The 8.83 per cent 10-year benchmark bond maturing in 2023 fell to Rs 99.90 from Rs 99.9375 previously, while its yield held stable at 8.84 per cent.

The 8.12 per cent government security maturing in 2020 moved-down to Rs 94.60 from Rs 94.65, while its yield edged-up to 9.21 per cent from 9.20 per cent.
 

The 7.28 per cent government security maturing in 2019 also declined to Rs 92.9975 from Rs 93.04, while its yield inched-up to 8.98 per cent from 8.97 per cent.

However, the 8.28 per cent government security maturing in 2027 gained to Rs 92.42 from Rs 92.40, while, its yield edged-down to 9.27 per cent from 9.28 per cent.

The 6.07 per cent government security maturing in 2014 edged-up to Rs 99.4025 from Rs 99.40, while, its yield climbed to 9.07 per cent from 9.04 per cent.

The 9.20 per cent government security maturing in 2030 also gained to Rs 99.70 from Rs 99.65, while its yield inched down to 9.23 per cent from 9.24 per cent.

The overnight call money rate ended higher at 8.50 per cent from 7.10 per cent yesterday. It moved in a wide range of 9.00 per cent and 7.65 per cent.

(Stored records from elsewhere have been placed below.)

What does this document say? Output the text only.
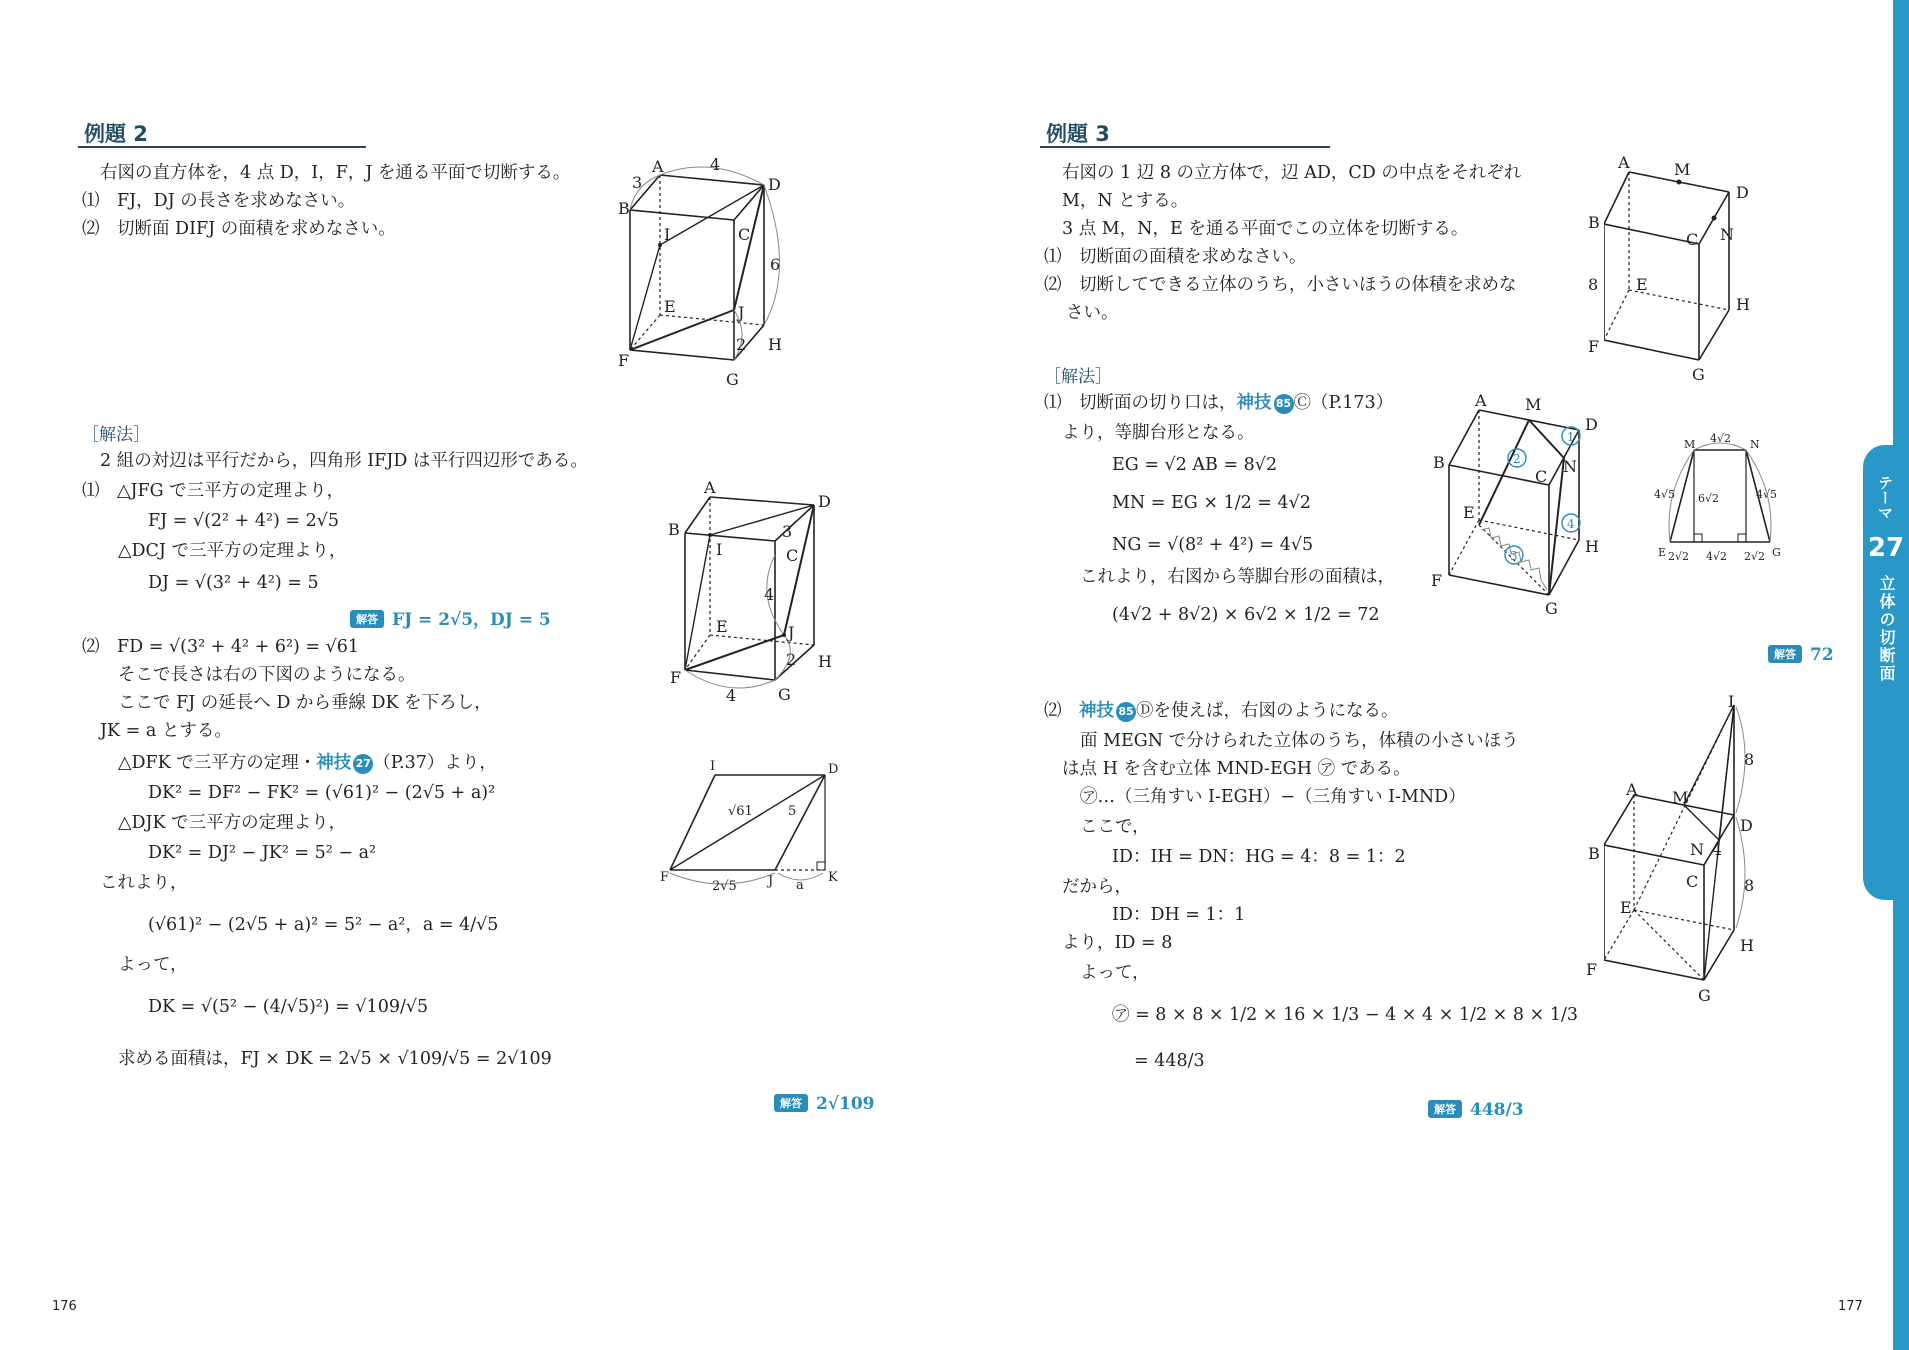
例題 2
右図の直方体を，4 点 D，I，F，J を通る平面で切断する。
⑴　FJ，DJ の長さを求めなさい。
⑵　切断面 DIFJ の面積を求めなさい。
［解法］
2 組の対辺は平行だから，四角形 IFJD は平行四辺形である。
⑴　△JFG で三平方の定理より，
FJ = √(2² + 4²) = 2√5
△DCJ で三平方の定理より，
DJ = √(3² + 4²) = 5
解答 FJ = 2√5，DJ = 5
⑵　FD = √(3² + 4² + 6²) = √61
そこで長さは右の下図のようになる。
ここで FJ の延長へ D から垂線 DK を下ろし，
JK = a とする。
△DFK で三平方の定理・神技 27 （P.37）より，
DK² = DF² − FK² = (√61)² − (2√5 + a)²
△DJK で三平方の定理より，
DK² = DJ² − JK² = 5² − a²
これより，
(√61)² − (2√5 + a)² = 5² − a²，a = 4/√5
よって，
DK = √(5² − (4/√5)²) = √109/√5
求める面積は，FJ × DK = 2√5 × √109/√5 = 2√109
解答 2√109
176
A
B
C
D
E
F
G
H
I
J
3
4
6
2
A
B
C
D
E
F
G
H
I
J
3
4
2
4
I	D
F	J	K
√61	5
2√5	a
例題 3
右図の 1 辺 8 の立方体で，辺 AD，CD の中点をそれぞれ
M，N とする。
3 点 M，N，E を通る平面でこの立体を切断する。
⑴　切断面の面積を求めなさい。
⑵　切断してできる立体のうち，小さいほうの体積を求めな
さい。
［解法］
⑴　切断面の切り口は，神技 85 Ⓒ（P.173）
より，等脚台形となる。
EG = √2 AB = 8√2
MN = EG × 1/2 = 4√2
NG = √(8² + 4²) = 4√5
これより，右図から等脚台形の面積は，
(4√2 + 8√2) × 6√2 × 1/2 = 72
解答 72
⑵　神技 85 Ⓓを使えば，右図のようになる。
面 MEGN で分けられた立体のうち，体積の小さいほう
は点 H を含む立体 MND-EGH ㋐ である。
㋐…（三角すい I-EGH）−（三角すい I-MND）
ここで，
ID：IH = DN：HG = 4：8 = 1：2
だから，
ID：DH = 1：1
より，ID = 8
よって，
㋐ = 8 × 8 × 1/2 × 16 × 1/3 − 4 × 4 × 1/2 × 8 × 1/3
= 448/3
解答 448/3
177
A	M
D
B
C N
8 E
H
F
G
1
2
4
3
A M
D
B
C
N
E
H
F
G
M 4√2 N
4√5 6√2	4√5
E 2√2 4√2 2√2 G
I
8
A M
D
N 4
B
C	8
E
H
F
G
テーマ
27
立体の切断面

The Reserve Bank of India (RBI) under the Liquidity Adjustment Facility (LAF) purchased securities worth Rs 22.70 billion in 7-bids at the 1-day repo auction at a fixed rate of 8.00 per cent today morning, while sold securities worth Rs 105.52 billion from 24-bids at the 1-day reverse repo auction at a fixed rate of 7.00 per cent last evening.